Ovesco is based in Lewes, and it’s important that we maintain a focus on supporting community energy projects in the local area. Lewes uses around 26 MW of electricity annually and we are committed to investing in initiatives that offset this usage as closely as possible. By 2025, across our projects, we should have reached around 26 MW of energy production.
Ovesco completed an initial stage 1 RCEF grant-funded feasibility study for a new solar farm in the Lewes district, followed by a stage 2 RCEF grant to take the Ouse Valley Solar Farm through to planning stage. We’ve worked with engineering company Buro Happold and Communities for Renewables during the feasibility stage, and their professional support as well as legal and project development skills have been invaluable. We aim to start construction in 2022-23 if planning permission is granted.
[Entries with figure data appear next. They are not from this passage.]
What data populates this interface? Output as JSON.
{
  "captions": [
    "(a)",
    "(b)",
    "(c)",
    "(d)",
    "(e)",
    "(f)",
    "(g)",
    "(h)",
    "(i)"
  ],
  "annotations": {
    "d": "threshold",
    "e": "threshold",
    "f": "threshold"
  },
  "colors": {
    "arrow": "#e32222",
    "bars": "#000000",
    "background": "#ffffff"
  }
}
The project will be partially funded by a community share offer of around £1M.
In addition to energy production, the farm will also support biodiversity and is designed to allow small animals, birds, insects, and other wildlife to flourish. We are also committed to supporting the local economy by using local suppliers wherever possible during construction.
This is Ovesco’s biggest and most complex community energy project to date, and the first time we have started from scratch. From obtaining landowner permission and getting the grid offer to moving through the planning process and engaging early community responses, much of the work to date has been undertaken by the company directors as volunteers or paid for through our existing successful projects. We are lucky to have a highly skilled team – experienced in developing solar farms – who have steered and de-risked the project at every stage. With the support of Lewes District Council and the RCEF grant funding, we believe we have the backing, confidence, and skills to make this project a success.
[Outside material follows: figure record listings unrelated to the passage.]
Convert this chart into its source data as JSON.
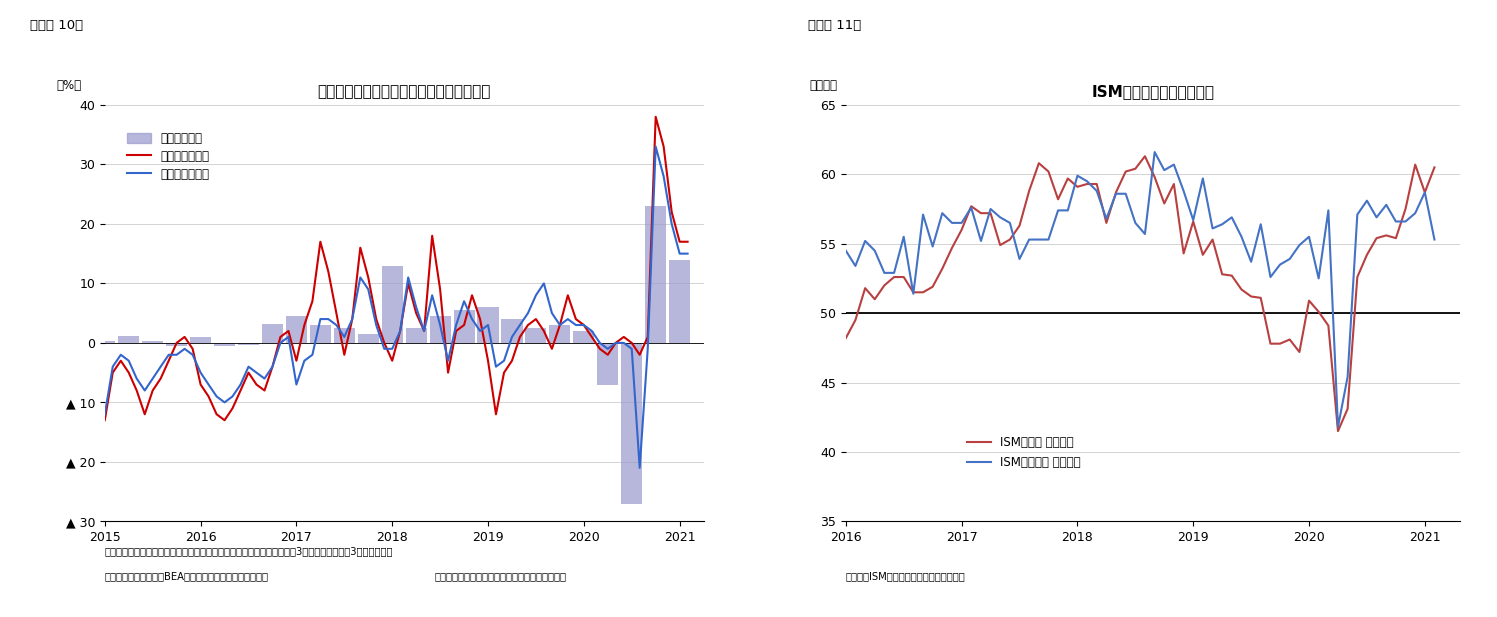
{
  "fig10": {
    "title": "米国製造業の耐久財受注・出荷と設備投資",
    "label_top": "（図表 10）",
    "ylabel": "（%）",
    "footnote1": "（注）コア資本財は国防・航空を除く資本財、コア資本財受注・出荷は3カ月移動平均後の3カ月前比年率",
    "footnote2": "（資料）センサス局、BEAよりニッセイ基礎研究所作成。",
    "footnote3": "（耐久財受注・出荷：月次、設備投資：四半期）",
    "ylim": [
      -30,
      40
    ],
    "yticks": [
      -30,
      -20,
      -10,
      0,
      10,
      20,
      30,
      40
    ],
    "ytick_labels": [
      "▲ 30",
      "▲ 20",
      "▲ 10",
      "0",
      "10",
      "20",
      "30",
      "40"
    ],
    "xlim_start": 2015.0,
    "xlim_end": 2021.25,
    "xticks": [
      2015,
      2016,
      2017,
      2018,
      2019,
      2020,
      2021
    ],
    "bar_color": "#9999cc",
    "line_orders_color": "#cc0000",
    "line_shipments_color": "#3366cc",
    "legend_labels": [
      "名目設備投資",
      "コア資本財受注",
      "コア資本財出荷"
    ],
    "bar_x": [
      2015.0,
      2015.25,
      2015.5,
      2015.75,
      2016.0,
      2016.25,
      2016.5,
      2016.75,
      2017.0,
      2017.25,
      2017.5,
      2017.75,
      2018.0,
      2018.25,
      2018.5,
      2018.75,
      2019.0,
      2019.25,
      2019.5,
      2019.75,
      2020.0,
      2020.25,
      2020.5,
      2020.75,
      2021.0
    ],
    "bar_vals": [
      0.3,
      1.2,
      0.3,
      -0.5,
      1.0,
      -0.5,
      -0.3,
      3.2,
      4.5,
      3.0,
      2.5,
      1.5,
      13.0,
      2.5,
      4.5,
      5.5,
      6.0,
      4.0,
      2.5,
      3.0,
      2.0,
      -7.0,
      -27.0,
      23.0,
      14.0
    ],
    "orders_x": [
      2015.0,
      2015.083,
      2015.167,
      2015.25,
      2015.333,
      2015.417,
      2015.5,
      2015.583,
      2015.667,
      2015.75,
      2015.833,
      2015.917,
      2016.0,
      2016.083,
      2016.167,
      2016.25,
      2016.333,
      2016.417,
      2016.5,
      2016.583,
      2016.667,
      2016.75,
      2016.833,
      2016.917,
      2017.0,
      2017.083,
      2017.167,
      2017.25,
      2017.333,
      2017.417,
      2017.5,
      2017.583,
      2017.667,
      2017.75,
      2017.833,
      2017.917,
      2018.0,
      2018.083,
      2018.167,
      2018.25,
      2018.333,
      2018.417,
      2018.5,
      2018.583,
      2018.667,
      2018.75,
      2018.833,
      2018.917,
      2019.0,
      2019.083,
      2019.167,
      2019.25,
      2019.333,
      2019.417,
      2019.5,
      2019.583,
      2019.667,
      2019.75,
      2019.833,
      2019.917,
      2020.0,
      2020.083,
      2020.167,
      2020.25,
      2020.333,
      2020.417,
      2020.5,
      2020.583,
      2020.667,
      2020.75,
      2020.833,
      2020.917,
      2021.0,
      2021.083
    ],
    "orders_y": [
      -13,
      -5,
      -3,
      -5,
      -8,
      -12,
      -8,
      -6,
      -3,
      0,
      1,
      -1,
      -7,
      -9,
      -12,
      -13,
      -11,
      -8,
      -5,
      -7,
      -8,
      -4,
      1,
      2,
      -3,
      3,
      7,
      17,
      12,
      5,
      -2,
      4,
      16,
      11,
      4,
      0,
      -3,
      2,
      10,
      5,
      2,
      18,
      9,
      -5,
      2,
      3,
      8,
      4,
      -3,
      -12,
      -5,
      -3,
      1,
      3,
      4,
      2,
      -1,
      3,
      8,
      4,
      3,
      1,
      -1,
      -2,
      0,
      1,
      0,
      -2,
      1,
      38,
      33,
      22,
      17,
      17
    ],
    "shipments_x": [
      2015.0,
      2015.083,
      2015.167,
      2015.25,
      2015.333,
      2015.417,
      2015.5,
      2015.583,
      2015.667,
      2015.75,
      2015.833,
      2015.917,
      2016.0,
      2016.083,
      2016.167,
      2016.25,
      2016.333,
      2016.417,
      2016.5,
      2016.583,
      2016.667,
      2016.75,
      2016.833,
      2016.917,
      2017.0,
      2017.083,
      2017.167,
      2017.25,
      2017.333,
      2017.417,
      2017.5,
      2017.583,
      2017.667,
      2017.75,
      2017.833,
      2017.917,
      2018.0,
      2018.083,
      2018.167,
      2018.25,
      2018.333,
      2018.417,
      2018.5,
      2018.583,
      2018.667,
      2018.75,
      2018.833,
      2018.917,
      2019.0,
      2019.083,
      2019.167,
      2019.25,
      2019.333,
      2019.417,
      2019.5,
      2019.583,
      2019.667,
      2019.75,
      2019.833,
      2019.917,
      2020.0,
      2020.083,
      2020.167,
      2020.25,
      2020.333,
      2020.417,
      2020.5,
      2020.583,
      2020.667,
      2020.75,
      2020.833,
      2020.917,
      2021.0,
      2021.083
    ],
    "shipments_y": [
      -12,
      -4,
      -2,
      -3,
      -6,
      -8,
      -6,
      -4,
      -2,
      -2,
      -1,
      -2,
      -5,
      -7,
      -9,
      -10,
      -9,
      -7,
      -4,
      -5,
      -6,
      -4,
      0,
      1,
      -7,
      -3,
      -2,
      4,
      4,
      3,
      1,
      4,
      11,
      9,
      3,
      -1,
      -1,
      2,
      11,
      6,
      2,
      8,
      3,
      -3,
      3,
      7,
      4,
      2,
      3,
      -4,
      -3,
      1,
      3,
      5,
      8,
      10,
      5,
      3,
      4,
      3,
      3,
      2,
      0,
      -1,
      0,
      0,
      -1,
      -21,
      -1,
      33,
      28,
      20,
      15,
      15
    ]
  },
  "fig11": {
    "title": "ISM製造業・非製造業指数",
    "label_top": "（図表 11）",
    "ylabel": "（指数）",
    "footnote": "（資料）ISMよりニッセイ基礎研究所作成",
    "ylim": [
      35,
      65
    ],
    "yticks": [
      35,
      40,
      45,
      50,
      55,
      60,
      65
    ],
    "xlim_start": 2016.0,
    "xlim_end": 2021.3,
    "xticks": [
      2016,
      2017,
      2018,
      2019,
      2020,
      2021
    ],
    "hline_y": 50,
    "mfg_color": "#b84040",
    "nonmfg_color": "#4472c4",
    "legend_labels": [
      "ISM製造業 総合指数",
      "ISM非製造業 総合指数"
    ],
    "mfg_x": [
      2016.0,
      2016.083,
      2016.167,
      2016.25,
      2016.333,
      2016.417,
      2016.5,
      2016.583,
      2016.667,
      2016.75,
      2016.833,
      2016.917,
      2017.0,
      2017.083,
      2017.167,
      2017.25,
      2017.333,
      2017.417,
      2017.5,
      2017.583,
      2017.667,
      2017.75,
      2017.833,
      2017.917,
      2018.0,
      2018.083,
      2018.167,
      2018.25,
      2018.333,
      2018.417,
      2018.5,
      2018.583,
      2018.667,
      2018.75,
      2018.833,
      2018.917,
      2019.0,
      2019.083,
      2019.167,
      2019.25,
      2019.333,
      2019.417,
      2019.5,
      2019.583,
      2019.667,
      2019.75,
      2019.833,
      2019.917,
      2020.0,
      2020.083,
      2020.167,
      2020.25,
      2020.333,
      2020.417,
      2020.5,
      2020.583,
      2020.667,
      2020.75,
      2020.833,
      2020.917,
      2021.0,
      2021.083
    ],
    "mfg_y": [
      48.2,
      49.5,
      51.8,
      51.0,
      52.0,
      52.6,
      52.6,
      51.5,
      51.5,
      51.9,
      53.2,
      54.7,
      56.0,
      57.7,
      57.2,
      57.2,
      54.9,
      55.3,
      56.3,
      58.8,
      60.8,
      60.2,
      58.2,
      59.7,
      59.1,
      59.3,
      59.3,
      56.5,
      58.7,
      60.2,
      60.4,
      61.3,
      59.8,
      57.9,
      59.3,
      54.3,
      56.6,
      54.2,
      55.3,
      52.8,
      52.7,
      51.7,
      51.2,
      51.1,
      47.8,
      47.8,
      48.1,
      47.2,
      50.9,
      50.1,
      49.1,
      41.5,
      43.1,
      52.6,
      54.2,
      55.4,
      55.6,
      55.4,
      57.5,
      60.7,
      58.7,
      60.5
    ],
    "nonmfg_x": [
      2016.0,
      2016.083,
      2016.167,
      2016.25,
      2016.333,
      2016.417,
      2016.5,
      2016.583,
      2016.667,
      2016.75,
      2016.833,
      2016.917,
      2017.0,
      2017.083,
      2017.167,
      2017.25,
      2017.333,
      2017.417,
      2017.5,
      2017.583,
      2017.667,
      2017.75,
      2017.833,
      2017.917,
      2018.0,
      2018.083,
      2018.167,
      2018.25,
      2018.333,
      2018.417,
      2018.5,
      2018.583,
      2018.667,
      2018.75,
      2018.833,
      2018.917,
      2019.0,
      2019.083,
      2019.167,
      2019.25,
      2019.333,
      2019.417,
      2019.5,
      2019.583,
      2019.667,
      2019.75,
      2019.833,
      2019.917,
      2020.0,
      2020.083,
      2020.167,
      2020.25,
      2020.333,
      2020.417,
      2020.5,
      2020.583,
      2020.667,
      2020.75,
      2020.833,
      2020.917,
      2021.0,
      2021.083
    ],
    "nonmfg_y": [
      54.5,
      53.4,
      55.2,
      54.5,
      52.9,
      52.9,
      55.5,
      51.4,
      57.1,
      54.8,
      57.2,
      56.5,
      56.5,
      57.6,
      55.2,
      57.5,
      56.9,
      56.5,
      53.9,
      55.3,
      55.3,
      55.3,
      57.4,
      57.4,
      59.9,
      59.5,
      58.8,
      56.8,
      58.6,
      58.6,
      56.5,
      55.7,
      61.6,
      60.3,
      60.7,
      58.8,
      56.7,
      59.7,
      56.1,
      56.4,
      56.9,
      55.5,
      53.7,
      56.4,
      52.6,
      53.5,
      53.9,
      54.9,
      55.5,
      52.5,
      57.4,
      41.8,
      45.4,
      57.1,
      58.1,
      56.9,
      57.8,
      56.6,
      56.6,
      57.2,
      58.7,
      55.3
    ]
  }
}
Useful learnings from Ovesco
Understand every part of the process – Any community energy group embarking on a project such as a solar farm must secure feasibility funding, an agreement with a landowner, a grid connection offer, and additional funding or a loan. Engage experts and specialists to ensure you have the skills you need to succeed.
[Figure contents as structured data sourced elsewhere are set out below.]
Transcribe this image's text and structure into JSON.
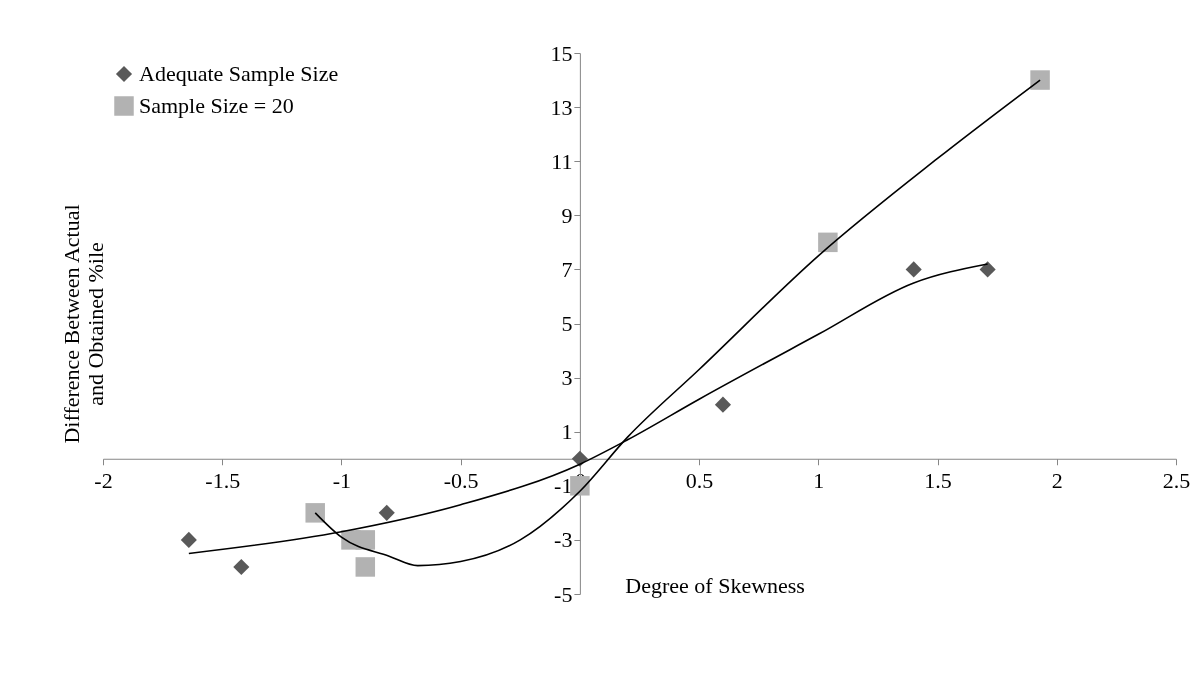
{
  "chart_data": {
    "type": "scatter",
    "xlabel": "Degree of Skewness",
    "ylabel": "Difference Between Actual and Obtained %ile",
    "xlim": [
      -2,
      2.5
    ],
    "xticks": [
      -2,
      -1.5,
      -1,
      -0.5,
      0,
      0.5,
      1,
      1.5,
      2,
      2.5
    ],
    "ylim": [
      -5,
      15
    ],
    "yticks": [
      -5,
      -3,
      -1,
      1,
      3,
      5,
      7,
      9,
      11,
      13,
      15
    ],
    "grid": false,
    "legend": "top left",
    "series": [
      {
        "name": "Adequate Sample Size",
        "type": "scatter",
        "marker": "diamond",
        "color": "#595959",
        "x": [
          -1.64,
          -1.42,
          -0.81,
          0,
          0.6,
          1.4,
          1.71
        ],
        "values": [
          -3,
          -4,
          -2,
          0,
          2,
          7,
          7
        ]
      },
      {
        "name": "Sample Size = 20",
        "type": "scatter",
        "marker": "square",
        "color": "#b2b2b2",
        "x": [
          -1.11,
          -0.96,
          -0.9,
          -0.9,
          0,
          1.04,
          1.93
        ],
        "values": [
          -2,
          -3,
          -3,
          -4,
          -1,
          8,
          14
        ]
      },
      {
        "type": "line",
        "marker": "none",
        "line_style": "solid",
        "color": "#000000",
        "x": [
          -1.64,
          -1.0,
          -0.5,
          0,
          0.2,
          0.5,
          1.0,
          1.4,
          1.71
        ],
        "values": [
          -3.5,
          -2.7,
          -1.7,
          -0.2,
          0.7,
          2.2,
          4.6,
          6.5,
          7.2
        ]
      },
      {
        "type": "line",
        "marker": "none",
        "line_style": "solid",
        "color": "#000000",
        "x": [
          -1.11,
          -1.0,
          -0.8,
          -0.68,
          -0.5,
          -0.25,
          0,
          0.2,
          0.5,
          1.0,
          1.5,
          1.93
        ],
        "values": [
          -2,
          -2.9,
          -3.6,
          -3.95,
          -3.8,
          -3.0,
          -1.2,
          0.8,
          3.3,
          7.5,
          11.1,
          14
        ]
      }
    ]
  }
}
Reach out for local and national support – There are a number of groups that provide expert advice and resources to support community energy groups. Community Energy South does a range of online masterclasses that we would highly recommend. These organisations can also help to connect you with opportunities for grant funding.
Think about scale – With the feed-in tariff no longer available you need to either work with an existing community energy group or work at a scale that makes projects viable and sustainable. Think about the lifetime of the project and how you will engage the people needed to keep it running day-to-day.
Number of homes powered (over 4,000).